In the first few months or even year of this hell, I was much too fragile and scared and broken to take on these types of people. Usually, when things like this were said to me in the beginning, I would get very hurt by it, run to my counselor and cry about it, and genuinely ask her why are people so mean and cruel and with little compassion or empathy. As time went on, however, my sadness turned into anger, and then eventually, into not really caring much. Now, I recognize these grief critics far sooner, and I dont usually have a problem letting them go from my life. It still hurts, but it has become easier for me to realize that person and their comments are no good for me.
The grief critic has one comment that I will never truly understand, however. A common judgment or comment from most critics comes in the form of them suggesting that perhaps I shouldn't hang out with my new widowed friends so much, or perhaps I should stop going to Camp Widow, or maybe maybe that isn't the best way for me to "get better" - because as we all know, losing your spouse to death is very much like the flu. In fact, it's the exact same thing. (sarcasm alert)
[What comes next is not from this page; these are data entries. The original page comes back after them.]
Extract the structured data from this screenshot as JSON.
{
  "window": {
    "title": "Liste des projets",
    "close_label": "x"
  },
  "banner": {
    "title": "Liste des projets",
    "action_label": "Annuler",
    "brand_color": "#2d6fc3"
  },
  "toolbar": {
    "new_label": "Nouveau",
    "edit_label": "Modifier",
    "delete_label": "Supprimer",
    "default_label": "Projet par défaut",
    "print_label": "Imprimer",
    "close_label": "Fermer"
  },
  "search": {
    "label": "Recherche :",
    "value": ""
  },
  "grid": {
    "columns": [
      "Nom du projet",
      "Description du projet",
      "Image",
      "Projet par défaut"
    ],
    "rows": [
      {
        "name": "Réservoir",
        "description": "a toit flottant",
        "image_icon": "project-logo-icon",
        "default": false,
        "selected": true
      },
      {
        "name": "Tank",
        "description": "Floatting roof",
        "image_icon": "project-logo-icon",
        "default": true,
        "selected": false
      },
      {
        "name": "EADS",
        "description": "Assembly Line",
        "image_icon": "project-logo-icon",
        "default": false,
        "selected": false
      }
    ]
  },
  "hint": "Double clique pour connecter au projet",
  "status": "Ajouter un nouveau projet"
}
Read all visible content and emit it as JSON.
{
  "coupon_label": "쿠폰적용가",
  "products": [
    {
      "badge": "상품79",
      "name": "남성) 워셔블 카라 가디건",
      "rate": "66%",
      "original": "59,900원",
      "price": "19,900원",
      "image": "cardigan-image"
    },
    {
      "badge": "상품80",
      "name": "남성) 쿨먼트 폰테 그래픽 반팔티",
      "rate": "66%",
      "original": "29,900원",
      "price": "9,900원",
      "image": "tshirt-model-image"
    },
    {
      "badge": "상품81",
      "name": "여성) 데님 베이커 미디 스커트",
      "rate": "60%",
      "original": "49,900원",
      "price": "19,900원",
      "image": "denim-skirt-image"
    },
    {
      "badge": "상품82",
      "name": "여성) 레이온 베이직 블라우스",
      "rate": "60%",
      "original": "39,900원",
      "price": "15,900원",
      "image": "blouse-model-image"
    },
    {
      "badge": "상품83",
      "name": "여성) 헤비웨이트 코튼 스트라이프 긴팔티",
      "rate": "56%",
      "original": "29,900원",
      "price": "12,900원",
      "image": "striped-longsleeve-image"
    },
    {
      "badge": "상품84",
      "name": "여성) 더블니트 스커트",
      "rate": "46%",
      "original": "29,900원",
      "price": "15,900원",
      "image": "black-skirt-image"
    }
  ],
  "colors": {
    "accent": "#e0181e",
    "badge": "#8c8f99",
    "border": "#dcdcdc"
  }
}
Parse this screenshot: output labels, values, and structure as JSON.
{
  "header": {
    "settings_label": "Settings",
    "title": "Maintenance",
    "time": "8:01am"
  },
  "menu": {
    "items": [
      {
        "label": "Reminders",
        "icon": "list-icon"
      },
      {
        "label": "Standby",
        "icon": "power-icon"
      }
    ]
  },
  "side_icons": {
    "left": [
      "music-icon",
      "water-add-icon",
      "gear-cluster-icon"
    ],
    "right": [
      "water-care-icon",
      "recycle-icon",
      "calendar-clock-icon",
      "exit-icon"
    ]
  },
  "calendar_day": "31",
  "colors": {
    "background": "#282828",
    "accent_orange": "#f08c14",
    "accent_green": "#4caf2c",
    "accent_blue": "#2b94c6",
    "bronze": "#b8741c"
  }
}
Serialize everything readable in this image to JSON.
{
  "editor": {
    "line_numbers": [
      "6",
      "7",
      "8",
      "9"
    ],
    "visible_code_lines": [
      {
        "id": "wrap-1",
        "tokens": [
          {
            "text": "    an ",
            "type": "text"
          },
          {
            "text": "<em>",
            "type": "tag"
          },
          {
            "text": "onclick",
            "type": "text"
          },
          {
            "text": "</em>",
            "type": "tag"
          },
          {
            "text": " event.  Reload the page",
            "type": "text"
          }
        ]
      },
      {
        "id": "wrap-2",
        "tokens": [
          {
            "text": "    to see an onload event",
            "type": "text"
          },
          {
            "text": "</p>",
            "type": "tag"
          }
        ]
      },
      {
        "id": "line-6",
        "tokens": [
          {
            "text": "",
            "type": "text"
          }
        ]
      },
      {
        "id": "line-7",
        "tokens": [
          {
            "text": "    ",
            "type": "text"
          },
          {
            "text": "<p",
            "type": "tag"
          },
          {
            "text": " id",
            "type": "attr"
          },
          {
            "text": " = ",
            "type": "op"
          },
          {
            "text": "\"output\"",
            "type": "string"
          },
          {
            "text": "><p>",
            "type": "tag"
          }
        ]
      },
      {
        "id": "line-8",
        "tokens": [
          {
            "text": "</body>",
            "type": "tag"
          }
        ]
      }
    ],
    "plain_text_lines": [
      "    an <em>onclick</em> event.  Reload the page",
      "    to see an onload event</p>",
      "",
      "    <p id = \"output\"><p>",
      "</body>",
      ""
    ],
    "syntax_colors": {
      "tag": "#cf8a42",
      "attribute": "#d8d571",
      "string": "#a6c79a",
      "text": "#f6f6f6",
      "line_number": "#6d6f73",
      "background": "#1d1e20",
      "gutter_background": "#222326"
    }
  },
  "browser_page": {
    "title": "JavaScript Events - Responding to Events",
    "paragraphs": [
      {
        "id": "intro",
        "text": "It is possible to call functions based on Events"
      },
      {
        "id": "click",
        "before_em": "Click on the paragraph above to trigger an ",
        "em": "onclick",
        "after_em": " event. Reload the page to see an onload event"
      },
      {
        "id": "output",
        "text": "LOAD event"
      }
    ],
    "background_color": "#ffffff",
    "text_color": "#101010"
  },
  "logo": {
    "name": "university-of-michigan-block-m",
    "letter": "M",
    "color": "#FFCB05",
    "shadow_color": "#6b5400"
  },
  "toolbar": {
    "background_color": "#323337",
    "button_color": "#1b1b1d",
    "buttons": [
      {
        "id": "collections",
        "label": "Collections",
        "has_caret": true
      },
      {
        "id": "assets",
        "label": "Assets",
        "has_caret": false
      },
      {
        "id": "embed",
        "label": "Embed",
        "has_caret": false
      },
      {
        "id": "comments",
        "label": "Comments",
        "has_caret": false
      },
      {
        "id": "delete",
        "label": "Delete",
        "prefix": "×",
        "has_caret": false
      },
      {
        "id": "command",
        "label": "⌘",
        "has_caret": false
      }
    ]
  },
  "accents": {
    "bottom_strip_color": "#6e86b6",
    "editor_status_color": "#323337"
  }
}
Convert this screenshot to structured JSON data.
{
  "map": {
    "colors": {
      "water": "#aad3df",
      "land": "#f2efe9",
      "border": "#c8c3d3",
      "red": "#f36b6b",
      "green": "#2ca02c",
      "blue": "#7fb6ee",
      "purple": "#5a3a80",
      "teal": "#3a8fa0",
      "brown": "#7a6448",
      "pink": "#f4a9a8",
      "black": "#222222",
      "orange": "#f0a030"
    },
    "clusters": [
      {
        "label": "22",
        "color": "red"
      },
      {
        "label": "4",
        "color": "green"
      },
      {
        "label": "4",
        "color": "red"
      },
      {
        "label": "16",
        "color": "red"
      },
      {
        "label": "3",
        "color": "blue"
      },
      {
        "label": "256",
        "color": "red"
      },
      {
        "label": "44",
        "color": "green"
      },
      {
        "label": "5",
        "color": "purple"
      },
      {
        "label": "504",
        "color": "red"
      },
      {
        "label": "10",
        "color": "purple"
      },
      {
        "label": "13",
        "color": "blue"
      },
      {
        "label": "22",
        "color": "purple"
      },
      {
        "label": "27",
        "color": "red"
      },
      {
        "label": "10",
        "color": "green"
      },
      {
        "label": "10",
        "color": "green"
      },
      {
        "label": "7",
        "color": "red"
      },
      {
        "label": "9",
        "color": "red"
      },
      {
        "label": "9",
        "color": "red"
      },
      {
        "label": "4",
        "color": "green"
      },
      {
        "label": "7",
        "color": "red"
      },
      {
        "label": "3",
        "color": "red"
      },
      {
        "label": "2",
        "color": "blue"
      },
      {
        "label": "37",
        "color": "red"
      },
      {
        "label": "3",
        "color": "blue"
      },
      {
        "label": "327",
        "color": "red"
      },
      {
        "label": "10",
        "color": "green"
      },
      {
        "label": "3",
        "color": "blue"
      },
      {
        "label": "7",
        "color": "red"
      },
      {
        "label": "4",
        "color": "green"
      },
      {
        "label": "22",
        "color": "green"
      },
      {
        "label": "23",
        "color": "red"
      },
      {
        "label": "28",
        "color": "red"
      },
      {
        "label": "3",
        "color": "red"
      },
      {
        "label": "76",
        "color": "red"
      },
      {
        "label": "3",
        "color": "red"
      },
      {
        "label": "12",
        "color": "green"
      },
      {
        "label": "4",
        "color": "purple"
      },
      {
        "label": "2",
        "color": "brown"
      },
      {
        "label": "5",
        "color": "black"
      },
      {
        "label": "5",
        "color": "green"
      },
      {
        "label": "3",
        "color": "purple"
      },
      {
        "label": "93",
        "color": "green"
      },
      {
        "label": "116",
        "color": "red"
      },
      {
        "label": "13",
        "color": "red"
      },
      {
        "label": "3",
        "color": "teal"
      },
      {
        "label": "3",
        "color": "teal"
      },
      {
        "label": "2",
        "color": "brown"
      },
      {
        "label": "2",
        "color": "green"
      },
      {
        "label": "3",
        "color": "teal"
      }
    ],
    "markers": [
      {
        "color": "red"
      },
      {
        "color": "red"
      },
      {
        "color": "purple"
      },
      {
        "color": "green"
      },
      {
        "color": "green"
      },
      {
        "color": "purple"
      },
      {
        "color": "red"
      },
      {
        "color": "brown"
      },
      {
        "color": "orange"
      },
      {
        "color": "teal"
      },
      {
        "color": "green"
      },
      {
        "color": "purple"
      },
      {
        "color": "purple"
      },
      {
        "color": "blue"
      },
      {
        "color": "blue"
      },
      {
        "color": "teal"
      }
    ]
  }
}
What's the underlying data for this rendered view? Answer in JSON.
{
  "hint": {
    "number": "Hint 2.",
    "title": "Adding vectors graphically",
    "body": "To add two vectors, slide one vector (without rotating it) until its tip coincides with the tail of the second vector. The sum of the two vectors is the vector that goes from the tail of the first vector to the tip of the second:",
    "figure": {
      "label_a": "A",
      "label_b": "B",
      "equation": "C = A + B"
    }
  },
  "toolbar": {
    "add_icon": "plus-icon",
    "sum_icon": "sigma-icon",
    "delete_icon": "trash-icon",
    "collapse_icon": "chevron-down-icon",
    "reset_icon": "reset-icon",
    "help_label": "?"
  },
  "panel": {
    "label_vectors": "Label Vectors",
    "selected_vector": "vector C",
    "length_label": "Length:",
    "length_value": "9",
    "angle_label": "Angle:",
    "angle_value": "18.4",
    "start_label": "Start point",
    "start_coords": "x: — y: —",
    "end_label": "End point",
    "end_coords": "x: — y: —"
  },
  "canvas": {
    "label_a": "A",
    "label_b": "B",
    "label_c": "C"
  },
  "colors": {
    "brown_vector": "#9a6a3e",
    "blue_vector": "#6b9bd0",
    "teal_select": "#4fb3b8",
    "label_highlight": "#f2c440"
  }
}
Why on earth would anyone try and stop me or other widowed people, from being around other people who share our experiences? To me, being around others and creating bonds with them through our grief makes total sense. If you're an alcoholic, you go to AA meetings and talk with other people who are a lot like you are and who understand. If you are going through a divorce, your friends who are also going through that experience will get it. When you are married, you usually hang out with a lot of other couples. If you have kids, you hang out with other couples who are parents. Why is this any different? Why would anyone try to take away or critique the one thing in my life that gives me hope and inspiration? And it's not just Camp Widow they want to judge. It's the very idea that I now have a lot of widowed friends in my life. Again, there are many people who understand this and are hugely supportive of it. But the grief critics like to ask in their condescending tone: You doing that camp thing again? You going out tonight with your widow people? Isn't that depressing? Do you all sit around together and cry?
No, we don't, you idiot. And sitting here talking to your judgmental ass is a hell of a lot more depressing than being with my friends who lift me up, understand my constant changing emotions, and give me hope that I can survive this and even feel joy again. Yes, there is crying. There is also tons of laughter, and my widowed friends are some of the strongest, most incredible, compassionate, empathetic, beautiful, inspirational people I have ever met. So when you sit there and talk to me in that condescending voice when I try and tell you that Im writing a book about my grief, or that Im having dinner with widowed people, or that I am presenting my comedic presentation again at Camp Widow - you are not only insulting me, you are insulting my friends. These are the people that have been beside me every horrible and painful step, while you were home having an ordinary night with your husband who is still alive. These are people that matter to me, and this is the life that I never asked for, but that I now have. And in this life, I get to choose who I spend my time with. So either get on board the supportive train, or get off at the next stop, because I have no time for critics.